Neurocognitive mechanism for morphological complex word processing
ABULIZI Abudukelimu1,2, JIANG Minghu1,2, YAO Dengfeng1,2, ABUDUKELIMU Halidanmu3
1. Laboratory of Computational Linguistics, School of Humanities, Tsinghua University, Beijing 100084, China;
2. Center for Psychology and Cognitive Science, Tsinghua University, Beijing 100084, China;
3. State Key Laboratory of Intelligent Technology and Systems, Tsinghua University, Beijing 100084, China
Abstract：Event-related potentials (ERPs) were used to investigate electrophysiological correlates of Uyghur morphological word processing in lexical decision paradigms. Four stimuli were used with monomorphemic words, bimorphemic inflected nouns (case suffix is added to the stem), monomorphemic pseudowords (changing one or two letters in monomorphemic nouns) and inflected pseudowords (changing one or two letters in stems). The mean phonemic length of all the words was controlled to be six letters long. EEG data showed N400 effects for the bimorphemic complex words and pseudowords in the 350-550 time windows.
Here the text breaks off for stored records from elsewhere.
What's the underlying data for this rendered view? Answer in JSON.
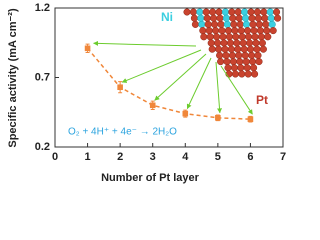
{
  "chart_data": {
    "type": "scatter",
    "x_label": "Number of Pt layer",
    "y_label": "Specific activity (mA cm⁻²)",
    "x": [
      1,
      2,
      3,
      4,
      5,
      6
    ],
    "series": [
      {
        "color": "#f0873a",
        "values": [
          0.91,
          0.63,
          0.5,
          0.44,
          0.41,
          0.4
        ],
        "errors": [
          0.03,
          0.04,
          0.03,
          0.025,
          0.02,
          0.02
        ]
      }
    ],
    "xlim": [
      0,
      7
    ],
    "xticks": [
      0,
      1,
      2,
      3,
      4,
      5,
      6,
      7
    ],
    "ylim": [
      0.2,
      1.2
    ],
    "yticks": [
      0.2,
      0.7,
      1.2
    ],
    "annotations": [
      "Ni",
      "Pt",
      "O₂ + 4H⁺ + 4e⁻ → 2H₂O"
    ]
  }
}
The N400 effects for the bimorphemic pseudoword were demonstrated that subjects failed all lexical searches when processing bimorphemic pseudowords. The effect for the bimorphemic complex words most probably reflects the access and possible interaction of the stems and suffixs. The EEG data also showed the differences in the neurocognitive underpinning that supports monomorphemic words, bimorphemic inflected words and both types of pseudoword processing. The mean amplitudes for bimorphemic words are more negative in the right hemisphere electrodes than for monomorphemic words. The experimental results reveal that native Uyghur speakers represent and access inflected Uyghur words in a morphologically decomposed form, while monomorphemic words are accessed as a single form.